The Parse Whole Transcriptome Kit observes very low levels of ambient RNA in samples compared to existing single cell solutions. Please read additional information below to understand why this matters and how we are able to prevent detection of ambient RNA in our workflow.
What is ambient RNA?
Ambient RNA refers to RNA molecules that leave one cell or nuclei and become incorrectly barcoded to represented a different cell's molecule.
The most likely cause for ambient RNA can be attributed to sample preparation. During sample preparation, a subset of your cells will naturally break open and release their RNA molecules into the suspension. For cell lines, the number of cells that burst are typically much lower. However, for tissues that are being dissociated into single cells or single nuclei, this subset of cells that naturally burst can be quite high depending on the dissociation method that you have selected to arrive to your single cell or nuclei suspension.
Can ambient RNA affect my downstream data analysis?
Yes, ambient RNA can impact the ability for cells to accurately cluster and may prevent you from answering your biological question. If we were to compare two datasets with identical numbers of gene and unique molecules per cell, a dataset with a higher amount of ambient RNA will experience difficulties parsing subpopulations of cells where separation is made based on a small subset of genes. This is the case in many biologicals applications - to name a few, dissecting different T cell populations in PBMC samples, or defining what transcription factors drive development in subsets of neurons in the brain are great examples.
It is worth pointing out that ambient RNA is significantly worse than simply not seeing a particular gene (also known as "dropout"), as ambient RNA will actually assign a gene incorrectly to a cell. For instance, if you are looking at a CD8+ T cell in a dataset that is subject to high amount of ambient RNA, you might see RNA transcripts corresponding to both CD8 and CD4 in the cell, which would lead to confusion in clustering and cell type assignment.
Why does Parse have less ambient RNA than other technologies?
As mentioned earlier, ambient RNA's presence is often a result of cell or nuclei dissociation when cells break open or become "leaky", thereby expelling these molecules into the single cell or nuclei suspension. In other scRNA-seq technologies, these events may lead to high amounts of ambient RNA because these free floating molecules in solution are encapsulated alongside intact cells in the microwells or droplets and are subsequently barcoded with the same cell barcode.

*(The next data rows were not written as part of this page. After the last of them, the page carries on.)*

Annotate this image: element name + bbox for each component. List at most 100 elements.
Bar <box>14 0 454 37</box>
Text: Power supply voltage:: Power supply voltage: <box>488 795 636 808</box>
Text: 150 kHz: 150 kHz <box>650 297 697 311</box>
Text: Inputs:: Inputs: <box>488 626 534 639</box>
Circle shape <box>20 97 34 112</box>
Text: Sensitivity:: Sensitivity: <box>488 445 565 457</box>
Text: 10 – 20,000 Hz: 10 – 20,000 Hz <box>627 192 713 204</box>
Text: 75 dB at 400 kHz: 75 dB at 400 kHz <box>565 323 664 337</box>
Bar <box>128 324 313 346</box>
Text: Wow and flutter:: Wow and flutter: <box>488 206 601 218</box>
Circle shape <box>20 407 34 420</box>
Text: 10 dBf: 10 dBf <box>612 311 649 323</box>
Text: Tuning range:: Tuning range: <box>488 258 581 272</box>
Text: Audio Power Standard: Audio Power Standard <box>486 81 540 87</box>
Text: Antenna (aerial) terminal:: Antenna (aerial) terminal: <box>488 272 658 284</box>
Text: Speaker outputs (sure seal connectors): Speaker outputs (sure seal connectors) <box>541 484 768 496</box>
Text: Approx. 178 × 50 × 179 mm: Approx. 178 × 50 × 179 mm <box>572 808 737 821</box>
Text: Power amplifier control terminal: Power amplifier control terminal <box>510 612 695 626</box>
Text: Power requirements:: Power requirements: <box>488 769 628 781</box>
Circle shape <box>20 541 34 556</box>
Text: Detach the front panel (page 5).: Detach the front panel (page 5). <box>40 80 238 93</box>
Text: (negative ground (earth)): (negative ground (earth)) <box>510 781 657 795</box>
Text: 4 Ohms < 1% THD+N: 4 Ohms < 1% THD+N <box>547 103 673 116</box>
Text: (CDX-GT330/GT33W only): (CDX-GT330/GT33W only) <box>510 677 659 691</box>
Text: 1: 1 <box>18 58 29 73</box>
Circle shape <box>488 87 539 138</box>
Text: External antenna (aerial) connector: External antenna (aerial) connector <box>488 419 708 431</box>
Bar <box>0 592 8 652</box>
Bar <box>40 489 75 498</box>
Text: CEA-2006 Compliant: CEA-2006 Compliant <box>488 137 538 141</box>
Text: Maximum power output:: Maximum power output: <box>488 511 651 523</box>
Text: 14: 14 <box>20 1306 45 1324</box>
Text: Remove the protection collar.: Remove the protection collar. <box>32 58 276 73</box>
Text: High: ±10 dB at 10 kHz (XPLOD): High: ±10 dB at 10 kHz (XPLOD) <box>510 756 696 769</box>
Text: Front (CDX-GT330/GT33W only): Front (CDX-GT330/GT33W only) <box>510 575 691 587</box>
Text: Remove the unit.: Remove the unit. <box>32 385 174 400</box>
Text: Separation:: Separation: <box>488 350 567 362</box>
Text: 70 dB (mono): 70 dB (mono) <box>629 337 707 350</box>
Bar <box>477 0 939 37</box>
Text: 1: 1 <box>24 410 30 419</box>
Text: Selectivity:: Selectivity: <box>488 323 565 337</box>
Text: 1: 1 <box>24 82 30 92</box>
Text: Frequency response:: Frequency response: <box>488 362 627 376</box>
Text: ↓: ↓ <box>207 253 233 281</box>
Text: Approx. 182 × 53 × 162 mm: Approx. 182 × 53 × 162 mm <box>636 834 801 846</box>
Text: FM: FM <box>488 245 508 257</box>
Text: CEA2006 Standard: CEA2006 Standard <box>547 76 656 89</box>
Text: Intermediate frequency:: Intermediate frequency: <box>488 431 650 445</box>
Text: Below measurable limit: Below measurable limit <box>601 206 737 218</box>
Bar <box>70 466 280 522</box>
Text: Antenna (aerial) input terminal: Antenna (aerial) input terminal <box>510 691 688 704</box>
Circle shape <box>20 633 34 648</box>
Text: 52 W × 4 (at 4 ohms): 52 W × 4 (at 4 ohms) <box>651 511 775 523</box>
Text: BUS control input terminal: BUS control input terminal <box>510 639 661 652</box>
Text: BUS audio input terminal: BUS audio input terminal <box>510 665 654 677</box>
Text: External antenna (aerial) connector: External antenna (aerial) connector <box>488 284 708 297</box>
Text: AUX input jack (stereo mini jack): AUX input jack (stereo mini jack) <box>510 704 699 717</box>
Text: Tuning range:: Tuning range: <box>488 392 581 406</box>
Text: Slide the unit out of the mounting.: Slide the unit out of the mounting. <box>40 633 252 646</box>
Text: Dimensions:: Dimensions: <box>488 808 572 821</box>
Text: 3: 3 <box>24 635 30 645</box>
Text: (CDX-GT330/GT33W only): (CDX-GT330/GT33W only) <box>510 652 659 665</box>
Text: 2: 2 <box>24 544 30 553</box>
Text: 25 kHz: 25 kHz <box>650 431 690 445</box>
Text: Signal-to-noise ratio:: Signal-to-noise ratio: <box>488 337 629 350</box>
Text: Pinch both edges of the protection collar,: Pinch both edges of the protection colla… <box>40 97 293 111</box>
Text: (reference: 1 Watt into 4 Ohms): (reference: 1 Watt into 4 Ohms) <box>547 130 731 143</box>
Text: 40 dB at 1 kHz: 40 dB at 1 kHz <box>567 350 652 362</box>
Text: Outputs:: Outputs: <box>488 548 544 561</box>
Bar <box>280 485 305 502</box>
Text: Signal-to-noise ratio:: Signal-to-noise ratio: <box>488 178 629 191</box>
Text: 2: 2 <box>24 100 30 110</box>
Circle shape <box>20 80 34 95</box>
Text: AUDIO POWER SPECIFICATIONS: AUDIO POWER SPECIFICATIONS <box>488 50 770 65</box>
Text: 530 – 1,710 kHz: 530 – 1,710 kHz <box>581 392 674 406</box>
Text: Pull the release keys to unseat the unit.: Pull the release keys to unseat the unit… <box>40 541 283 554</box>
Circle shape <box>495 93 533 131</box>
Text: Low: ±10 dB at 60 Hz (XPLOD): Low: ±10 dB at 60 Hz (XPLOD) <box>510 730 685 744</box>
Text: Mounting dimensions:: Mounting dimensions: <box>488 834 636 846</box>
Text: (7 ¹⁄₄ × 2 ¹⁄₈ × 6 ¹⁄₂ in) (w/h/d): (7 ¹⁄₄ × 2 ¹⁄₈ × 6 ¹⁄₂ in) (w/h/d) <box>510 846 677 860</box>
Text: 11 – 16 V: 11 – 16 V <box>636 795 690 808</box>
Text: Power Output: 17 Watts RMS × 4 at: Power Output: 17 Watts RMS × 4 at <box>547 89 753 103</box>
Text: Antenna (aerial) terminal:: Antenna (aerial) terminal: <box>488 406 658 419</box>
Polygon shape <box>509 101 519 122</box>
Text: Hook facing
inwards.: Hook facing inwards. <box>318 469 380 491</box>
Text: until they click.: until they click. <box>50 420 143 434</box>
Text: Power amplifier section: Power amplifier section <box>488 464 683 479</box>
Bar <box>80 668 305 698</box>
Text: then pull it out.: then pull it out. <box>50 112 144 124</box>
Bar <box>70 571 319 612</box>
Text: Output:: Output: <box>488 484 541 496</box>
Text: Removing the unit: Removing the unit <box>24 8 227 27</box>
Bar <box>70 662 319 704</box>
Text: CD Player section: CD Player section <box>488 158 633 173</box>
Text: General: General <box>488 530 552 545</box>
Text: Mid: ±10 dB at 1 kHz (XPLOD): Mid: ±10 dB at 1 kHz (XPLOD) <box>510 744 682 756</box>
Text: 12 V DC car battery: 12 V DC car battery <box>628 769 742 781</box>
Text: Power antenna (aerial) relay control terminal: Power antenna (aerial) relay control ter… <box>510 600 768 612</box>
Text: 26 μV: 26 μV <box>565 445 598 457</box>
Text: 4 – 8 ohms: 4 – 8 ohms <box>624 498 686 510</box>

Parse's workflow overcomes these challenges by two mechanisms. First, by using a combination of barcodes to assign cell identity to every transcript, free floating ambient RNA would have to travel the exact same path as a specific cell through 4 rounds of split-pool barcoding in order to be incorrectly assigned to a cell - these chances are 1 in 3,538,944. As a consequence, most ambient RNA molecules will receive a barcode combination that is unrelated to any barcode combination that a cell received. To make Illumina sequencing more efficient, the workflow also involves a wash step that physically removes free floating molecules from barcoded cells before they are lysed and processed for sequencing, further reducing the chances that any ambient RNA will be incorrectly grouped with a cell in downstream analysis.